At the time we thought we were lucky, securing the money despite dot com companies imploding all around us. However, when that crash was deeper and more prolonged than anyone expected, the firm pulled our funding and tried to sue us for fraud to scare us into walking away from their commitment. We agreed to a settlement but it killed the company. The timing could not have been worse.
How listening plays into when to sell your business
How do you know when it’s the right time to sell?
You can’t know for sure, but paying attention to market signals and the dynamics of your customers’ industries is important.
My partner and I were worried in 2021 because SaaS company multiples were crazy high and our tech industry customers had been flying high for years. We knew all of it was going to come crashing down at some point and we wanted to orchestrate our exit before it happened.
And there were a few other things that we were worried about.
We had been struggling with our marketing funnel for several years and were beginning to wonder if we would ever figure out how to effectively generate qualified leads. Our sales were driven almost entirely by referrals and loyal customers moving from one company to another and bringing us with them. Would referrals alone sustain us in a tougher market? We weren’t sure.
But in April 2021, we were so busy running the company that weeks and months had passed without us sitting down and thinking it through. The phone call from that PE firm stopped me in my tracks and forced me and my partner to carefully consider the timing issue. We decided to go for it and sell, and it worked out beautifully.
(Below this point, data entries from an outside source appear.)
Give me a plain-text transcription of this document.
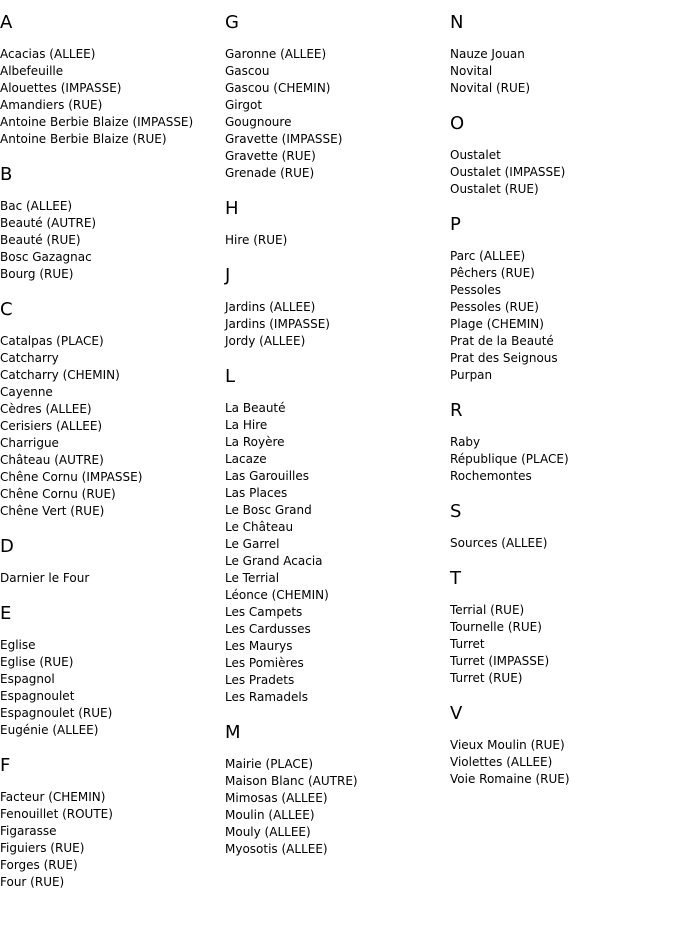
A
Acacias (ALLEE)
Albefeuille
Alouettes (IMPASSE)
Amandiers (RUE)
Antoine Berbie Blaize (IMPASSE)
Antoine Berbie Blaize (RUE)
B
Bac (ALLEE)
Beauté (AUTRE)
Beauté (RUE)
Bosc Gazagnac
Bourg (RUE)
C
Catalpas (PLACE)
Catcharry
Catcharry (CHEMIN)
Cayenne
Cèdres (ALLEE)
Cerisiers (ALLEE)
Charrigue
Château (AUTRE)
Chêne Cornu (IMPASSE)
Chêne Cornu (RUE)
Chêne Vert (RUE)
D
Darnier le Four
E
Eglise
Eglise (RUE)
Espagnol
Espagnoulet
Espagnoulet (RUE)
Eugénie (ALLEE)
F
Facteur (CHEMIN)
Fenouillet (ROUTE)
Figarasse
Figuiers (RUE)
Forges (RUE)
Four (RUE)
G
Garonne (ALLEE)
Gascou
Gascou (CHEMIN)
Girgot
Gougnoure
Gravette (IMPASSE)
Gravette (RUE)
Grenade (RUE)
H
Hire (RUE)
J
Jardins (ALLEE)
Jardins (IMPASSE)
Jordy (ALLEE)
L
La Beauté
La Hire
La Royère
Lacaze
Las Garouilles
Las Places
Le Bosc Grand
Le Château
Le Garrel
Le Grand Acacia
Le Terrial
Léonce (CHEMIN)
Les Campets
Les Cardusses
Les Maurys
Les Pomières
Les Pradets
Les Ramadels
M
Mairie (PLACE)
Maison Blanc (AUTRE)
Mimosas (ALLEE)
Moulin (ALLEE)
Mouly (ALLEE)
Myosotis (ALLEE)
N
Nauze Jouan
Novital
Novital (RUE)
O
Oustalet
Oustalet (IMPASSE)
Oustalet (RUE)
P
Parc (ALLEE)
Pêchers (RUE)
Pessoles
Pessoles (RUE)
Plage (CHEMIN)
Prat de la Beauté
Prat des Seignous
Purpan
R
Raby
République (PLACE)
Rochemontes
S
Sources (ALLEE)
T
Terrial (RUE)
Tournelle (RUE)
Turret
Turret (IMPASSE)
Turret (RUE)
V
Vieux Moulin (RUE)
Violettes (ALLEE)
Voie Romaine (RUE)
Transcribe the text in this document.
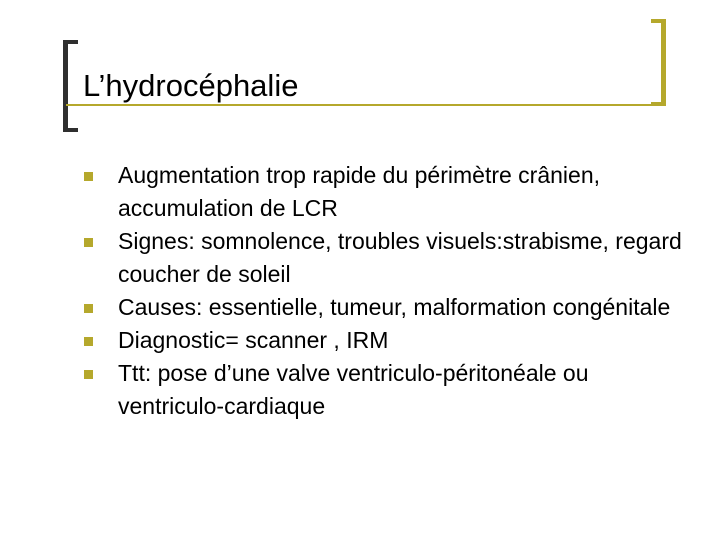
L’hydrocéphalie
Augmentation trop rapide du périmètre crânien, accumulation de LCR
Signes: somnolence, troubles visuels:strabisme, regard coucher de soleil
Causes: essentielle, tumeur, malformation congénitale
Diagnostic= scanner , IRM
Ttt: pose d’une valve ventriculo-péritonéale ou ventriculo-cardiaque
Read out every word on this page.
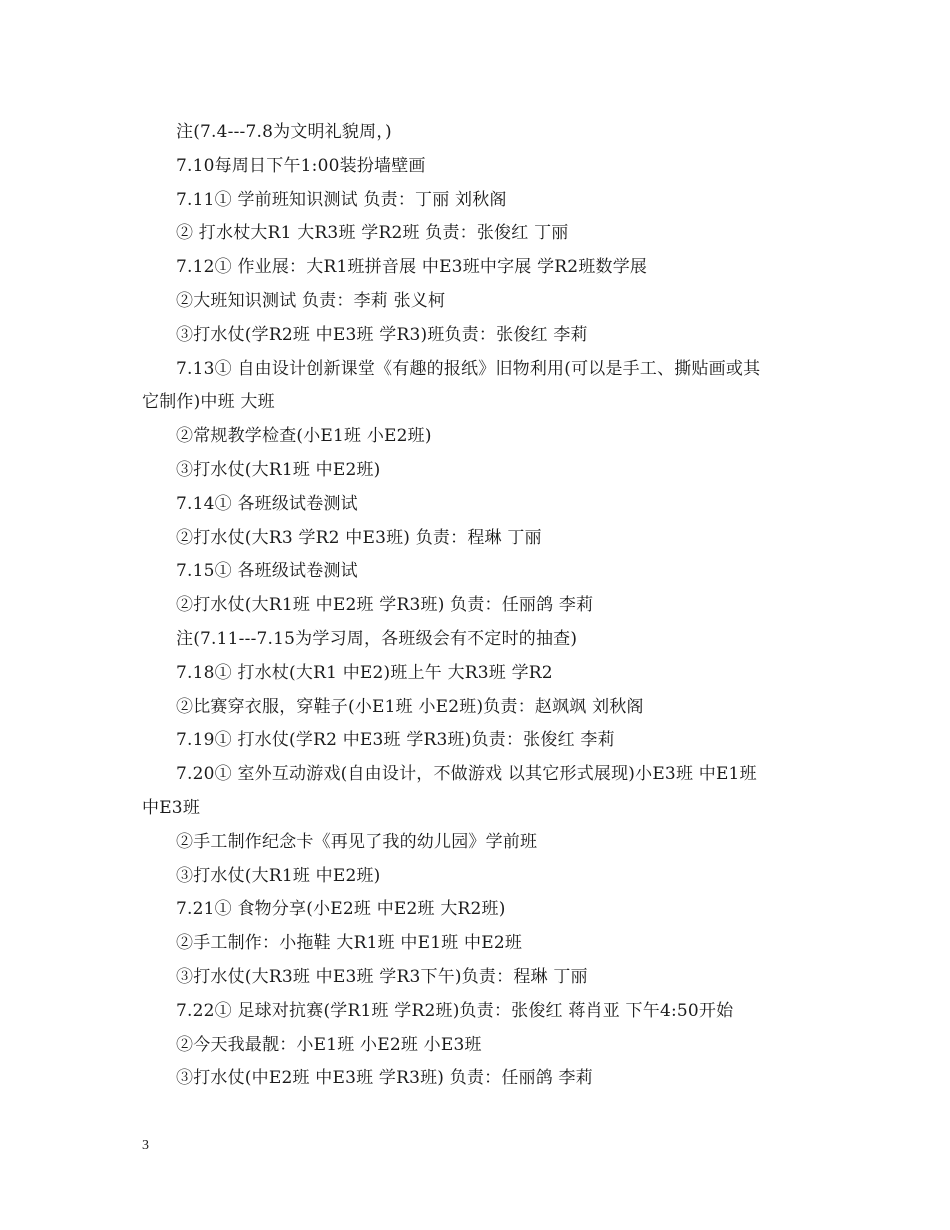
注(7.4---7.8为文明礼貌周，)
7.10每周日下午1:00装扮墙壁画
7.11① 学前班知识测试 负责：丁丽 刘秋阁
② 打水杖大R1 大R3班 学R2班 负责：张俊红 丁丽
7.12① 作业展：大R1班拼音展 中E3班中字展 学R2班数学展
②大班知识测试 负责：李莉 张义柯
③打水仗(学R2班 中E3班 学R3)班负责：张俊红 李莉
7.13① 自由设计创新课堂《有趣的报纸》旧物利用(可以是手工、撕贴画或其
它制作)中班 大班
②常规教学检查(小E1班 小E2班)
③打水仗(大R1班 中E2班)
7.14① 各班级试卷测试
②打水仗(大R3 学R2 中E3班) 负责：程琳 丁丽
7.15① 各班级试卷测试
②打水仗(大R1班 中E2班 学R3班) 负责：任丽鸽 李莉
注(7.11---7.15为学习周，各班级会有不定时的抽查)
7.18① 打水杖(大R1 中E2)班上午 大R3班 学R2
②比赛穿衣服，穿鞋子(小E1班 小E2班)负责：赵飒飒 刘秋阁
7.19① 打水仗(学R2 中E3班 学R3班)负责：张俊红 李莉
7.20① 室外互动游戏(自由设计，不做游戏 以其它形式展现)小E3班 中E1班
中E3班
②手工制作纪念卡《再见了我的幼儿园》学前班
③打水仗(大R1班 中E2班)
7.21① 食物分享(小E2班 中E2班 大R2班)
②手工制作：小拖鞋 大R1班 中E1班 中E2班
③打水仗(大R3班 中E3班 学R3下午)负责：程琳 丁丽
7.22① 足球对抗赛(学R1班 学R2班)负责：张俊红 蒋肖亚 下午4:50开始
②今天我最靓：小E1班 小E2班 小E3班
③打水仗(中E2班 中E3班 学R3班) 负责：任丽鸽 李莉
3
As for the PE firm that sparked the whole thing? They declined to participate.
Maybe they saw the writing on the wall, too.
How to decide whether the timing is right to sell your business
Are you wondering whether the timing is right to sell your company?
Here are five factors to consider:
- Deal trends: What are the recent multiples for deals in your industry? Are they climbing or falling? Ideally, you want to get out when multiples are at an all-time high.
- Personal considerations: I was 57 at the time I sold my company. I didn’t want to spend my late 50s and possibly beyond steering my company through a market crash. If I were 10 years younger, my attitude might be different. Pay attention to personal considerations like family needs, retirement planning and how much longer you want to run the business.
- Inability to take advantage of new markets: At the time we sold, we were getting more and more customers in Europe and were considering whether we should create a FTSE data set and launch a dedicated EU sales effort. This would have taken money and expertise that we did not have. And, if I am honest, neither my partner nor I had the energy to figure this out. Selling to a British company with an existing EU infrastructure was the right thing to do for our business and our team. If you don’t have the energy, the capital or the team to take you into ripe, new markets, it might be time to sell to someone who can.
- Struggling to scale key functions: I already mentioned our challenges with marketing and lead generation. Although the few sales people we had were killing it, we struggled to scale our sales team and identify a repeatable process that worked.
- A need for more experienced, professional leadership: Recognize when you have taken the business as far as it can go without experienced functional leaders (e.g. sales, marketing, product) and a seasoned growth CEO. Selling your company and turning the reins over to a more seasoned leadership team can ensure that your company and your team continue to thrive.